Two of her prize creations are the petunia-and-verbena-planted hanging basket, one of several whose contents have survived the winter, and the Japanese maple taken as a twig from a gravel path.
Current views of the Pond Bed include her earlier redesigned patch; the first Japanese anemone against the backcloth of such a maple; and another featuring towering verbena bonariensis, now ubiquitous in the garden.
The next three images show a garden view including the grey eryngiums; the black eyed Susans planted in a chimney pot fronting a New Zealand hebe; and the Head Gardener’s beautifully trimmed lawn.
Later, after a trip to Otter Nurseries to buy rose feed, we took a drive into the forest.
Lymington River is tidal. This morning a group of kayakers were leaving it as Jackie drove over the railway level crossing and road bridge, swinging past the algae laden shallows, into Undershore Road. Perhaps they knew their tide tables.
Attracted by the hay bale patterns alongside Shotts Lane, I decamped and photographed more of the verges and an opposite field.
A hazy, layered, view of the Isle of Wight was visible from the shingled beach at the end of Tanners Lane, where skin tones perhaps betrayed who were the visitors, and who the locals having hung their equipment on the barbed wire fence. I wondered what the child had found.

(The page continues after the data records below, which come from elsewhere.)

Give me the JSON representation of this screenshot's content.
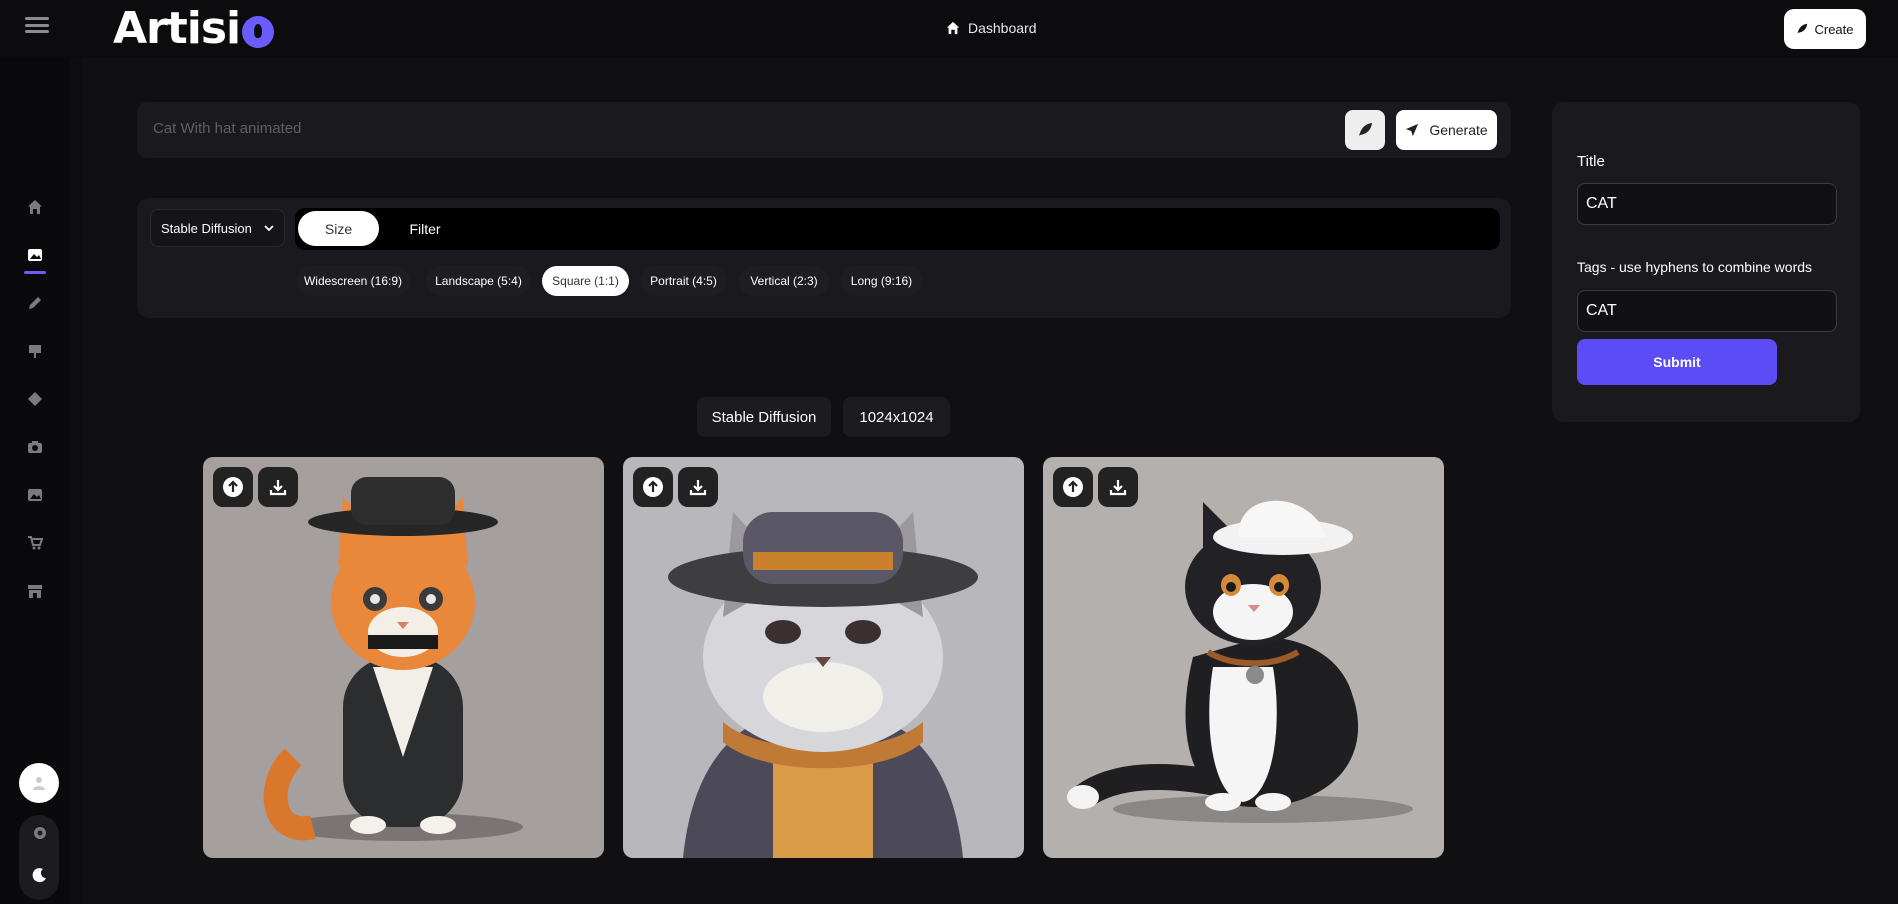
{
  "app": {
    "logo_text": "Artisi",
    "brand_color": "#6a5cff"
  },
  "header": {
    "dashboard_label": "Dashboard",
    "create_label": "Create"
  },
  "sidebar": {
    "items": [
      {
        "icon": "home-icon"
      },
      {
        "icon": "image-icon",
        "active": true
      },
      {
        "icon": "pencil-icon"
      },
      {
        "icon": "easel-icon"
      },
      {
        "icon": "diamond-icon"
      },
      {
        "icon": "camera-icon"
      },
      {
        "icon": "gallery-icon"
      },
      {
        "icon": "cart-icon"
      },
      {
        "icon": "store-icon"
      }
    ],
    "bottom": [
      "avatar",
      "gear-icon",
      "moon-icon"
    ]
  },
  "prompt": {
    "value": "",
    "placeholder": "Cat With hat animated",
    "generate_label": "Generate"
  },
  "options": {
    "model": "Stable Diffusion",
    "tabs": [
      "Size",
      "Filter"
    ],
    "active_tab": "Size",
    "sizes": [
      "Widescreen (16:9)",
      "Landscape (5:4)",
      "Square (1:1)",
      "Portrait (4:5)",
      "Vertical (2:3)",
      "Long (9:16)"
    ],
    "selected_size": "Square (1:1)"
  },
  "result": {
    "model": "Stable Diffusion",
    "resolution": "1024x1024",
    "images": [
      {
        "subject": "orange tabby cat with black hat"
      },
      {
        "subject": "grey cat with brimmed hat"
      },
      {
        "subject": "black and white cat with white bucket hat"
      }
    ]
  },
  "form": {
    "title_label": "Title",
    "title_value": "CAT",
    "tags_label": "Tags - use hyphens to combine words",
    "tags_value": "CAT",
    "submit_label": "Submit"
  }
}
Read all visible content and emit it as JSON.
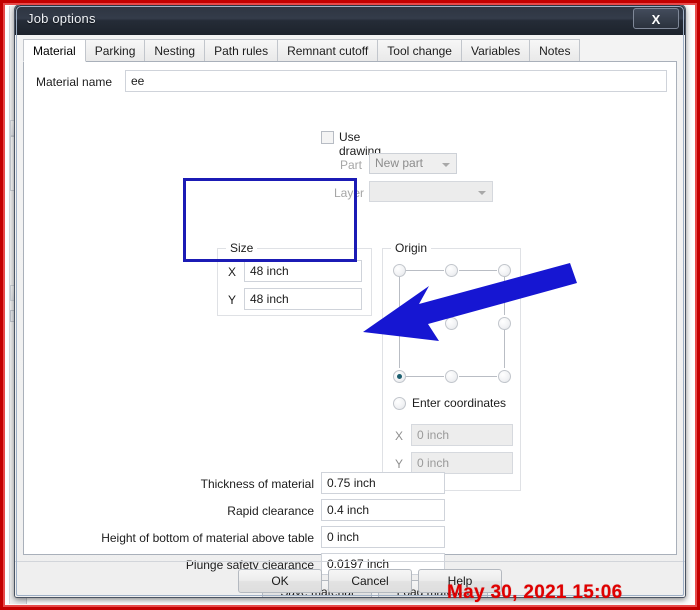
{
  "window": {
    "title": "Job options",
    "close_label": "X"
  },
  "tabs": [
    {
      "label": "Material",
      "active": true
    },
    {
      "label": "Parking",
      "active": false
    },
    {
      "label": "Nesting",
      "active": false
    },
    {
      "label": "Path rules",
      "active": false
    },
    {
      "label": "Remnant cutoff",
      "active": false
    },
    {
      "label": "Tool change",
      "active": false
    },
    {
      "label": "Variables",
      "active": false
    },
    {
      "label": "Notes",
      "active": false
    }
  ],
  "material": {
    "name_label": "Material name",
    "name_value": "ee",
    "use_drawing_label": "Use drawing",
    "use_drawing_checked": false,
    "part_label": "Part",
    "part_value": "New part",
    "layer_label": "Layer",
    "layer_value": ""
  },
  "size": {
    "title": "Size",
    "x_label": "X",
    "x_value": "48 inch",
    "y_label": "Y",
    "y_value": "48 inch"
  },
  "origin": {
    "title": "Origin",
    "selected_cell": "bottom-left",
    "enter_coordinates_label": "Enter coordinates",
    "enter_coordinates_selected": false,
    "x_label": "X",
    "x_value": "0 inch",
    "y_label": "Y",
    "y_value": "0 inch"
  },
  "fields": [
    {
      "label": "Thickness of material",
      "value": "0.75 inch"
    },
    {
      "label": "Rapid clearance",
      "value": "0.4 inch"
    },
    {
      "label": "Height of bottom of material above table",
      "value": "0 inch"
    },
    {
      "label": "Plunge safety clearance",
      "value": "0.0197 inch"
    }
  ],
  "material_buttons": {
    "save": "Save material",
    "load": "Load material"
  },
  "footer_buttons": {
    "ok": "OK",
    "cancel": "Cancel",
    "help": "Help"
  },
  "annotation": {
    "arrow_color": "#1616d2",
    "highlight_color": "#1b1bb5",
    "timestamp": "May 30, 2021 15:06",
    "timestamp_color": "#e00000"
  }
}
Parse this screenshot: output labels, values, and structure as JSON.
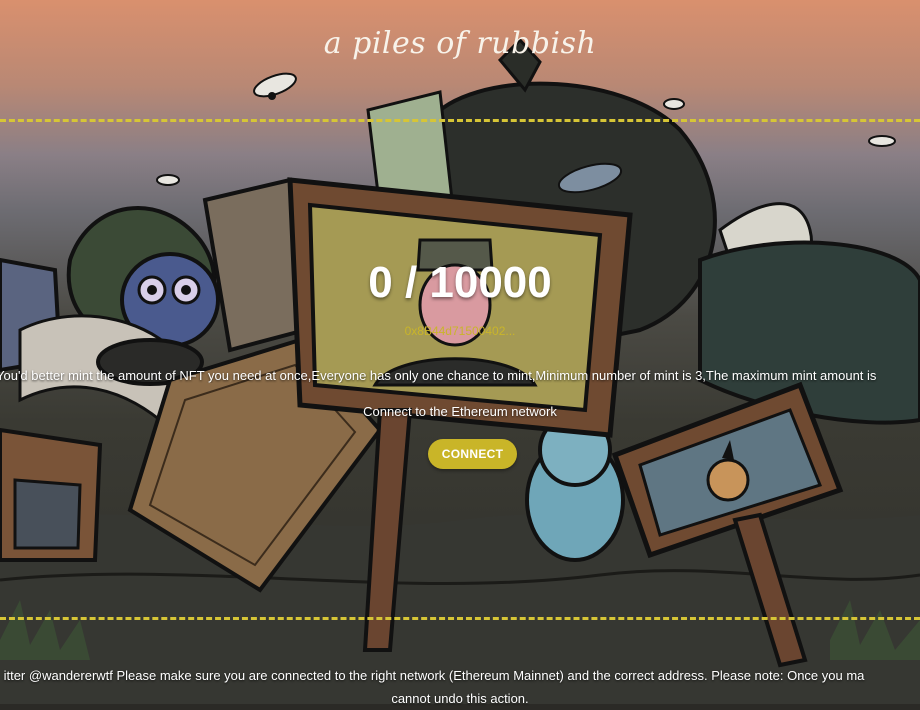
{
  "header": {
    "title": "a piles of rubbish"
  },
  "mint": {
    "counter": "0 / 10000",
    "contract_address": "0x8B44d71500402...",
    "notice": "You'd better mint the amount of NFT you need at once,Everyone has only one chance to mint,Minimum number of mint is 3,The maximum mint amount is",
    "network_prompt": "Connect to the Ethereum network",
    "connect_label": "CONNECT"
  },
  "footer": {
    "line1": "itter @wandererwtf Please make sure you are connected to the right network (Ethereum Mainnet) and the correct address. Please note: Once you ma",
    "line2": "cannot undo this action."
  },
  "colors": {
    "accent": "#c9b528",
    "dashed_line": "#d6c536",
    "sky_top": "#d9906e",
    "text": "#ffffff"
  },
  "icons": [
    "fly-icon",
    "trash-bag",
    "sign-board",
    "ape-portrait",
    "punk-portrait",
    "owl-figure",
    "toy-figure"
  ]
}
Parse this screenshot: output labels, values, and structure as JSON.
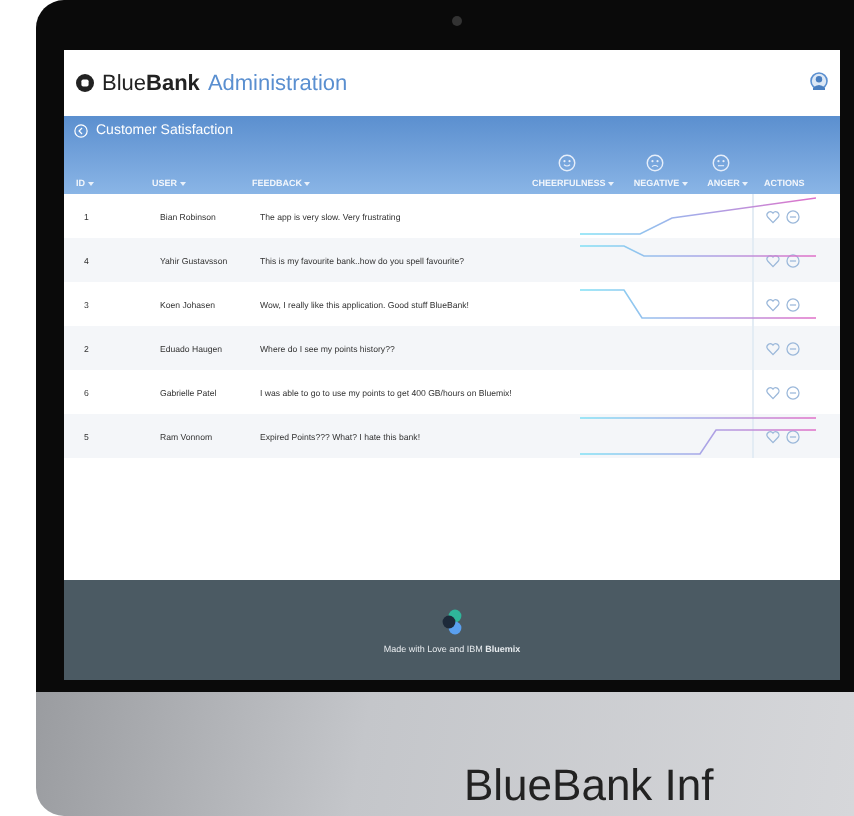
{
  "header": {
    "brand": "Blue**Bank**",
    "section": "Administration"
  },
  "band": {
    "title": "Customer Satisfaction",
    "columns": [
      {
        "label": "ID",
        "sortable": true
      },
      {
        "label": "USER",
        "sortable": true
      },
      {
        "label": "FEEDBACK",
        "sortable": true
      }
    ],
    "sentiment_columns": [
      {
        "label": "CHEERFULNESS",
        "sortable": true
      },
      {
        "label": "NEGATIVE",
        "sortable": true
      },
      {
        "label": "ANGER",
        "sortable": true
      }
    ],
    "actions_label": "ACTIONS"
  },
  "rows": [
    {
      "id": "1",
      "user": "Bian Robinson",
      "feedback": "The app is very slow. Very frustrating"
    },
    {
      "id": "4",
      "user": "Yahir Gustavsson",
      "feedback": "This is my favourite bank..how do you spell favourite?"
    },
    {
      "id": "3",
      "user": "Koen Johasen",
      "feedback": "Wow, I really like this application. Good stuff BlueBank!"
    },
    {
      "id": "2",
      "user": "Eduado Haugen",
      "feedback": "Where do I see my points history??"
    },
    {
      "id": "6",
      "user": "Gabrielle Patel",
      "feedback": "I was able to go to use my points to get 400 GB/hours on Bluemix!"
    },
    {
      "id": "5",
      "user": "Ram Vonnom",
      "feedback": "Expired Points??? What? I hate this bank!"
    }
  ],
  "footer": {
    "text": "Made with Love and IBM **Bluemix**"
  },
  "monitor_caption": "BlueBank Inf"
}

I have decided, for ease of access, from now on to separate the instalments of my autobiography from my normal daily diary. Consequently I later posted https://derrickjknight.com/2021/07/26/a-knights-tale-4-shrapnel-and-air-raid-precautions/
This evening we dined on succulent baked gammon; boiled new potatoes and carrots; moist ratatouille; fried leeks and cabbage, with which Jackie drank more of the Rosé and I drank more of the Shiraz.